Но кому противостоит Матрена, иными словами, в столкновении с какими силами проявляется ее сущность? В столкновении с Фаддеем, черным стариком, представшим перед повествователем, когда он появился второй раз (теперь — с униженной просьбой к матрениному жильцу) на пороге ее избы? В первый раз Фаддей, тогда молодой и красивый, оказался перед дверью Матрены с топором — не дождалась его невеста с войны, вышла замуж за брата. «Стал на пороге, — рассказывает Матрена. — Я как закричу! В колена б ему бросилась!.. Нельзя… Ну, говорит, если б то не брат мой родной — я бы вас порубал обоих!» Вряд ли, однако, этот конфликт может организовать повествование. В. Чалмаев, современный исследователь творчества Солженицына, справедливо видит конфликт в другом — в противостоянии человечности Матрены античеловеческим условиям действительности, окружающей и ее, и повествователя. «Подлинный «антипод» Матрены — с ее кроткой добротой, даже смирением, жизнью не во лжи — совсем не здесь, не в Таль–нове. Надо вспомнить: откуда пришел герой–повествователь в этот двор посреди неба? Как, после каких обид, родилась в нем воля к идеализации Матрены, никого не обидевшей?»
Уже в самом конце рассказа, после смерти Матрены, Солженицын перечисляет негромкие ее достоинства: «Не понятая и брошенная даже мужем своим, схоронившая шесть детей, но не нрав свой общительный, чужая сестрам, золовкам, по–глупому работающая на других бесплатно, — она не скопила имущества к смерти. Грязно–белая коза, колченогая кошка, фикусы…
Все мы жили рядом с ней и не поняли, что есть она тот самый праведник, без которого, по пословице, не стоит село.
Ни город.
Ни вся земля наша».
И трагический финал рассказа (Матрена погибает под поездом, помогая Фаддею перевозить бревна ее же собственной избы) придает концовке совершенно особый, символический смысл: ее ведь больше нет, стало быть, не стоит село без нее? И город? И вся земля наша?
Новые творческие возможности открывал перед Солженицыным романный жанр, но он же поставил перед писателем и новые творческие проблемы.
Солженицын несколько раз высказывал недоверие к романному жанру с его обширной системой персонажей, разветвленной сюжетной структурой, значительной временной протяженностью.
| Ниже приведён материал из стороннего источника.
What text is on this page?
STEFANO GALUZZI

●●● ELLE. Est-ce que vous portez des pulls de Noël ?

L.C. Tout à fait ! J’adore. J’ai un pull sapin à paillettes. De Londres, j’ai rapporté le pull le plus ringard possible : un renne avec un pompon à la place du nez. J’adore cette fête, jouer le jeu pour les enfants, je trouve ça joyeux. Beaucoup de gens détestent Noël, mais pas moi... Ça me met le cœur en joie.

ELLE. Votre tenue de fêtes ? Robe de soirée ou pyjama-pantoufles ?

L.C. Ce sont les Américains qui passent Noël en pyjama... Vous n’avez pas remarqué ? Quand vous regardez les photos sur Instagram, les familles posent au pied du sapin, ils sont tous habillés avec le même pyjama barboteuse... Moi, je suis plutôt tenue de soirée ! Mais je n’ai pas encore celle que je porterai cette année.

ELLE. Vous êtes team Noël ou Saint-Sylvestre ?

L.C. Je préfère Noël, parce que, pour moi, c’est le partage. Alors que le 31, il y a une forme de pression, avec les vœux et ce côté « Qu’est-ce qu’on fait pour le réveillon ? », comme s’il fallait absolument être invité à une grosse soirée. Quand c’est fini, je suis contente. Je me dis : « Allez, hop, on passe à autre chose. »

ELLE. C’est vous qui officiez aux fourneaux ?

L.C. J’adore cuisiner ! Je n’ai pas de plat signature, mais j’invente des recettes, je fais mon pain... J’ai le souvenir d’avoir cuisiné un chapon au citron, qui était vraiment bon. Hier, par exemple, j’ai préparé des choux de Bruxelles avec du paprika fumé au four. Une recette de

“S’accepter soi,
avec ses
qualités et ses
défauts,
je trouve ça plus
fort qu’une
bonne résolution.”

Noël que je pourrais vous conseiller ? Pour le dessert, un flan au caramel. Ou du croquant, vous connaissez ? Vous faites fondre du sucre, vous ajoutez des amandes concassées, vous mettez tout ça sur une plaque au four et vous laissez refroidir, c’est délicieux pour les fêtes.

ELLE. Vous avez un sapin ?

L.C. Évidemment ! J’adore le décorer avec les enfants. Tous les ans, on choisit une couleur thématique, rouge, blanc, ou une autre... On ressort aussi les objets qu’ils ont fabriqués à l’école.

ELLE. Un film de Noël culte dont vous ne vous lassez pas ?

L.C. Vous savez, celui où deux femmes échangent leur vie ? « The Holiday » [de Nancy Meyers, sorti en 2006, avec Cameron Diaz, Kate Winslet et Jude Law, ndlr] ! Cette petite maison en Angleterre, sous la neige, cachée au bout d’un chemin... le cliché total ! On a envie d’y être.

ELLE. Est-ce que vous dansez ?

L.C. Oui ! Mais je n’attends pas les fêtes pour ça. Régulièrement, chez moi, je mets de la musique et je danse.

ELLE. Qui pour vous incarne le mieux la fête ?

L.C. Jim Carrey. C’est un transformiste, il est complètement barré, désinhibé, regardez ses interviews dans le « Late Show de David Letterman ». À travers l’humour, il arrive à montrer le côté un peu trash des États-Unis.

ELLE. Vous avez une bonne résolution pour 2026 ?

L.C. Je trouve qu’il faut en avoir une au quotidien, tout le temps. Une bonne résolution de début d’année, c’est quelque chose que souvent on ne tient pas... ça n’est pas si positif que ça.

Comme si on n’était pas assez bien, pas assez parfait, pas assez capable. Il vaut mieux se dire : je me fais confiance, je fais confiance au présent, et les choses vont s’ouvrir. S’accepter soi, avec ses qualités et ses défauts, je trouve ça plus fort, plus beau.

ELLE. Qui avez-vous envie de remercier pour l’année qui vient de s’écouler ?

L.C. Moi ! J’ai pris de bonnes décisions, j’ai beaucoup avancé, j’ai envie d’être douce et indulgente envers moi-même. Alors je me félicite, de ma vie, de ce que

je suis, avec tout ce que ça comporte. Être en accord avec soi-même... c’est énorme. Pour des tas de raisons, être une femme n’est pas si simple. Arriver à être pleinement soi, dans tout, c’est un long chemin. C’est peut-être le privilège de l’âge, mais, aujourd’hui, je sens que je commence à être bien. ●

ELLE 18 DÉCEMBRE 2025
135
Он говорил, что в его прозе должно быть тесно, имея в виду сжатость художественного времени как бы под высоким давлением, что дает возможность большего идеологического и художественного насыщения малой формы. В жанровых определениях своих произведений автор стремится «умалить» жанр: повесть «Один день Ивана Денисовича» он называет рассказом, роман «Раковый корпус» — повестью.
Такая жанровая трактовка объясняется особенностью художественного мира Солженицына. В самом названии, «Одного дня…», например, проявляется принцип сжатия художественного времени: в одном дне лагерного зека Солженицыну удается показать чуть ли не всю его жизнь, в которой отразилась одна из граней национальной жизни середины XX века. Размышляя о сжатии времени и пространства, автор вспоминал о возникновении этого замысла: «Как это родилось? Просто» был такой лагерный день, тяжелая работа, я таскал носилки с напарником и подумал, как нужно бы описать весь лагерный мир — одним днем. Конечно, можно описать вот свои десять лет лагеря, там, всю историю лагерей, — а достаточно в одном дне все собрать, как по осколочкам, достаточно описать только один день одного среднего, ничем не примечательного человека с утра и до вечера. И будет все… Попробую–ка я написать один день одного зека. Сел, и как полилось! со страшным напряжением! Потому что в тебе концентрируется сразу много этих дней. И только чтоб чего–нибудь не пропустить».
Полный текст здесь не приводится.